Читаешь и диву даешься: это что вообще такое? Это юридический документ? Так отчего же столь размытые формулировки? 8 следов или 9? Вопрос, вообще-то, крайне важный, неточность и приблизительность здесь не допустимы.
«Типичное отображение валенка» – это как понимать? Одного валенка? Того, что нашли на ноге у Рустема Слободина? А еще одна пара, найденная на ногах Тибо-Бриньоля? Ее типичного отображения не было? При этом отметим, что о бурках, в которые был обут Золотарев и которые оставляют совсем другой след, нет ни словечка.
Понимать это надо так: прокурор Темпалов следы толком не изучил, не описал, не измерил. Он их даже не сфотографировал, собственным утверждениям вопреки.
Поисковики вспоминают: эксперт с фототехникой Темпалова не сопровождал. И своего фотоаппарата у прокурора не было. Он просто-напросто приобщил к делу снимки, которые были сделаны туристами-поисковиками. В результате в уголовном деле фигурируют фотографии совершенно не профессиональные: не то что линейка, но даже какой-либо предмет с известными размерами рядом со следами не заснят. Но грех винить поисковиков – если бы не они, не осталось бы вообще никаких фотосвидетельств.
(В скобках отметим, что точно такая же история произошла со снимками мертвых дятловцев.)

Илл. 68. Классический снимок следов, тянущихся от палатки в направлении кедра. К сожалению, никто не изучил эти важнейшие улики так, как они того заслуживают.
С течением времени лукавая и расплывчатая цифра 8–9 начала превращаться в уверенную девятку.
«От палатки прослеживается 9 пар следов», – пишет в наши дни Сергей Согрин, забывая, что в 1959 году, давая показания под протокол, он точную цифру не назвал, затруднился: «Ниже палатки на снежном склоне видны следы, причем несколько цепочек». (Протокол допроса от 24.04.59, лист 334 УД).
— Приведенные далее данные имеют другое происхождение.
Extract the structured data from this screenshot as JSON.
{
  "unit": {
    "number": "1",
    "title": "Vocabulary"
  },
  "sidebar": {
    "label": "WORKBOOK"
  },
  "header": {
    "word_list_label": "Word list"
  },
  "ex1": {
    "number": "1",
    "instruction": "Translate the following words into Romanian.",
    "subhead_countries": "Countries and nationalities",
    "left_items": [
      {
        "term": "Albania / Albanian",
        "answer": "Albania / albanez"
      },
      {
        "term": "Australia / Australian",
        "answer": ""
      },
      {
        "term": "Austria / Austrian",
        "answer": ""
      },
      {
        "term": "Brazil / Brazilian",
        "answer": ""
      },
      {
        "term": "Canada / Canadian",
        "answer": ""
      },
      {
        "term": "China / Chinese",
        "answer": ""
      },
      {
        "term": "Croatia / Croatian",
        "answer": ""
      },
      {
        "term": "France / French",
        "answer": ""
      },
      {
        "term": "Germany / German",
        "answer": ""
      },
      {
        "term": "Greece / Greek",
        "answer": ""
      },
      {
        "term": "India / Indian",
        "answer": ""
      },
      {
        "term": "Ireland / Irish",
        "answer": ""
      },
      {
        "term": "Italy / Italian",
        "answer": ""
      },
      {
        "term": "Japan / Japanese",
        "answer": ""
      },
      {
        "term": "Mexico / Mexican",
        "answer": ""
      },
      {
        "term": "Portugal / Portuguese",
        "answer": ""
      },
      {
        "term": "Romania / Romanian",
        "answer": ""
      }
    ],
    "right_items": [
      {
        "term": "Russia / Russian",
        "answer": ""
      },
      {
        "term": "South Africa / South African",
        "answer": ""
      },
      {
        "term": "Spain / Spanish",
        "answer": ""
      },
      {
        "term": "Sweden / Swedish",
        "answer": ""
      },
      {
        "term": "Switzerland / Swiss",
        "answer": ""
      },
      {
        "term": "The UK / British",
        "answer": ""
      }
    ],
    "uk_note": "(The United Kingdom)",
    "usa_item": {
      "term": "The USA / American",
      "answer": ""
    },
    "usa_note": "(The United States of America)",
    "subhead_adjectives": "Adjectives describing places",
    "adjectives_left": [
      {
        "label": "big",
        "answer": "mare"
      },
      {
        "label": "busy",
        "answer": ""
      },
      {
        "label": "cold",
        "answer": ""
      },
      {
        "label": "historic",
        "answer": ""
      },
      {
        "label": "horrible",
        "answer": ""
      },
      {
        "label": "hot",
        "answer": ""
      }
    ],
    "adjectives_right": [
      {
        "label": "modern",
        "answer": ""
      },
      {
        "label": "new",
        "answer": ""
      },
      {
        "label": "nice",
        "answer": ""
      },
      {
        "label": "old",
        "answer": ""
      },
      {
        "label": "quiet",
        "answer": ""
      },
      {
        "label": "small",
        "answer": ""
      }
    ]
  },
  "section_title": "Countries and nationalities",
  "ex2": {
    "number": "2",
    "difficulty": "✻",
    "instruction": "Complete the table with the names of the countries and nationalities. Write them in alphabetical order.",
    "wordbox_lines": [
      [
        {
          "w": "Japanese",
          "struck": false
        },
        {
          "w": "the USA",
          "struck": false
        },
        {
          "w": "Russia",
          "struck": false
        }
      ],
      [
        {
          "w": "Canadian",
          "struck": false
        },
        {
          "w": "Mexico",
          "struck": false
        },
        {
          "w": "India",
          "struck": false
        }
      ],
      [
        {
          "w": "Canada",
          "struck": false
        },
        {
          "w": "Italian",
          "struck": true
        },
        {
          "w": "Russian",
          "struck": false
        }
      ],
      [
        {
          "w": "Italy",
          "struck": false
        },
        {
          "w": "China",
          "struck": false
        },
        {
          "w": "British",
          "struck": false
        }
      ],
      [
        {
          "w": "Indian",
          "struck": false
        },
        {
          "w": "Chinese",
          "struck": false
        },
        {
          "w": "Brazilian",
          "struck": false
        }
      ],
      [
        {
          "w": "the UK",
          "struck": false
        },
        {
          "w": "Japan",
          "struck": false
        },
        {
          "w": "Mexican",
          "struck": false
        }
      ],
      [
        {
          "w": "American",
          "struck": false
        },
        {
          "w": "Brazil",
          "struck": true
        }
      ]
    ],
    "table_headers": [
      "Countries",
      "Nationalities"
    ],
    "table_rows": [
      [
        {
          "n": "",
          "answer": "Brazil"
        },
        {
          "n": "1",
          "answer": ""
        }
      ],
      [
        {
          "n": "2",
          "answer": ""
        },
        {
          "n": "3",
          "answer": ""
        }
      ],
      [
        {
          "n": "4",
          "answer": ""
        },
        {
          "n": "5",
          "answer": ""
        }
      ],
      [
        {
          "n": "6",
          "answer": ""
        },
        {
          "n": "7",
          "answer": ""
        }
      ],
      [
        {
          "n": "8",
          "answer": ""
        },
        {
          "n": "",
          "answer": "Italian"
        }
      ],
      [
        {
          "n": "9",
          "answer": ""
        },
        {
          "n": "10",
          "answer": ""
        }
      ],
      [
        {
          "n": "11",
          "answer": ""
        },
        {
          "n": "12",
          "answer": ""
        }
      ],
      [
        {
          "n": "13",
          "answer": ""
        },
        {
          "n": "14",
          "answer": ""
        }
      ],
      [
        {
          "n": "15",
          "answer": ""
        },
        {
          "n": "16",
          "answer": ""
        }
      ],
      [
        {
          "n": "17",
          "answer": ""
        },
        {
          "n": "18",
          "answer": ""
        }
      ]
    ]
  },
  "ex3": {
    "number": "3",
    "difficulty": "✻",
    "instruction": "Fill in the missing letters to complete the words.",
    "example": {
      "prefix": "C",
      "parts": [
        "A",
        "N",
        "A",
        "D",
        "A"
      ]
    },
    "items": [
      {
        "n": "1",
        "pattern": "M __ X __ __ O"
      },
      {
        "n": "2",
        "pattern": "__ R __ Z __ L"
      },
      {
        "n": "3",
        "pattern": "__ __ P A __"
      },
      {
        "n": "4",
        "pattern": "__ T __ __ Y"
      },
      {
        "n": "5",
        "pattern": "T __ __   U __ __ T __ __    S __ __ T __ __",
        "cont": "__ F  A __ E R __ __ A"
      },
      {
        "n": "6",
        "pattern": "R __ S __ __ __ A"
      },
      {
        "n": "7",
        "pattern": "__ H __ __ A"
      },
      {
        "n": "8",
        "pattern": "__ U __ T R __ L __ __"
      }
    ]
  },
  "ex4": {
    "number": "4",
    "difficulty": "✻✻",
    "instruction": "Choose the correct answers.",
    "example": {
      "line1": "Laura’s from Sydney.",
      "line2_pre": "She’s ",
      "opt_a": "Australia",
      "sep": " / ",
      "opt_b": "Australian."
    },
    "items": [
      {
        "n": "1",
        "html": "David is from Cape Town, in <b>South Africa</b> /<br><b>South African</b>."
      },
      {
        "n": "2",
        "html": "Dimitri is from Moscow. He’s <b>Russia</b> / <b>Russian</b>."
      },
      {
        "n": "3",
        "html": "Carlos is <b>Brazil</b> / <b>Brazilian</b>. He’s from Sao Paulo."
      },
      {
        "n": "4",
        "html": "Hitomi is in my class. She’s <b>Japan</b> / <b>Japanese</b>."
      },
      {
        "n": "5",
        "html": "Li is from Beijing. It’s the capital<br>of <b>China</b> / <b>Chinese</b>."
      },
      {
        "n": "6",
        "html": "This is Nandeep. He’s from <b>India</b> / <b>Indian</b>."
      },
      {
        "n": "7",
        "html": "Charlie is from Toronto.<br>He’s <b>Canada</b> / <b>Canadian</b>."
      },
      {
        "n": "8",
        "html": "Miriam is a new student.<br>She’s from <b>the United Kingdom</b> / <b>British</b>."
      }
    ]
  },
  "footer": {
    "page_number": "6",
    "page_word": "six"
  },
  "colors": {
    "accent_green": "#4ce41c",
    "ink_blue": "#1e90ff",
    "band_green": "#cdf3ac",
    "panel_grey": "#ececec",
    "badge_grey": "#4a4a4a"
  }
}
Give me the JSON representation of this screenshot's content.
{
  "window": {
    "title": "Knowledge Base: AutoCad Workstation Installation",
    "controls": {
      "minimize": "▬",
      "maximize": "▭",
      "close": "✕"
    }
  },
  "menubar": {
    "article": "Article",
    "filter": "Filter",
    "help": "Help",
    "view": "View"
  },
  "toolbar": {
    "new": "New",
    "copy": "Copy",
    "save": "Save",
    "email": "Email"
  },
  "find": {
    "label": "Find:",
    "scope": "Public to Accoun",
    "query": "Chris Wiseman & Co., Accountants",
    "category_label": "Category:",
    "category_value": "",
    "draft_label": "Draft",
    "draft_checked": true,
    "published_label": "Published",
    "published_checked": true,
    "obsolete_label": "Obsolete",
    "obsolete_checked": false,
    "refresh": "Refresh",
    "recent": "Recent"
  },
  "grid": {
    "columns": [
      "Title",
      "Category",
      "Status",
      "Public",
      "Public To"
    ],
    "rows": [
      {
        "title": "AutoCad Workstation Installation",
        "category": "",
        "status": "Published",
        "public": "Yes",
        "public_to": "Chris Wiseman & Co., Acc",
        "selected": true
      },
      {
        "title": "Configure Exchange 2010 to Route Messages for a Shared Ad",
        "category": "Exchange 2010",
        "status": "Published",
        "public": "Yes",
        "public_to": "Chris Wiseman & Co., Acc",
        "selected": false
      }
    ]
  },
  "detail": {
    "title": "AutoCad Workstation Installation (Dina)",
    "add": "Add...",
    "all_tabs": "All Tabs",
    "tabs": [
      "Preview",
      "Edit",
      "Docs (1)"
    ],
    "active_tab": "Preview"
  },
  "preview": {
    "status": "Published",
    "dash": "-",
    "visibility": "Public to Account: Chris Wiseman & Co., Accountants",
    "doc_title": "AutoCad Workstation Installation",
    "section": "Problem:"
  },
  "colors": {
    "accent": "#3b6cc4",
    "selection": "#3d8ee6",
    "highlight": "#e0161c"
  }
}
Слобцов же, обнаруживший и палатку, и следы, на допросе выразился еще более конкретно: «Я не помню и не обратил внимания, скольких человек были следы». (Протокол допроса от 15.04.59, лист 229 УД).
Что уж говорить о тех дятловедах, что в феврале-марте 1959 года не побывали на склоне Мертвой горы и следов своими глазами не видели, – для них девятка превратилась в незыблемый постулат.
Но откуда такая уверенность? Если допустить, что Золотарев и Тибо подошли к кедру не от палатки, а с другой стороны, – каким физическим законам противоречит такое допущение?
Никаким.
Зато объясняет оно очень многое: становится ясно, почему среди следов не отмечены оставленные бурками Золотарева, почему прокурор Иванов упомянул валенок в единственном числе, при том что на ногах погибших были обнаружены три валенка.
И тот факт, что Золотарев и Тибо были одеты практически так же, как во время движения по маршруту, получает свое объяснение: их не было в палатке в тот момент, когда ее покидали необутые и полураздетые дятловцы, – Семен и Николай находились достаточно далеко от нее, нормально обутые и одетые.
Но, если дятловцы покидали палатку всемером, кому принадлежит восьмой след? (Лукавую цифру девять, сочиненную позже, рассматривать не будем.)
След принадлежит чужаку. Далеко не факт, что он шагал вместе и одновременно с туристами, но, без сомнения, шел по той же траектории.

Илл. 69. Таинственный след ботинка. Качество снимка подкачало, но сомнений у поисковиков не было: отпечатался там ботинок и ничто иное.
Поисковики очень удивились, обнаружив среди тянувшихся вниз следов хорошо сохранившийся след ботинка. Удивились оттого, что все числящиеся за группой «Хибина» ботинки были найдены либо в палатке, либо в лабазе (там дятловцы оставили две пары). Непонятный след сфотографировали, но прокуроров Иванова и Темпалова важнейшая улика отчего-то не заинтересовала. А ведь это единственный след присутствия чужаков на месте трагедии – на том единственном участке склона, где сохранились следы. (Мы помним, что непосредственно у палатки, у кедра и у оврага все было заметено снегом.)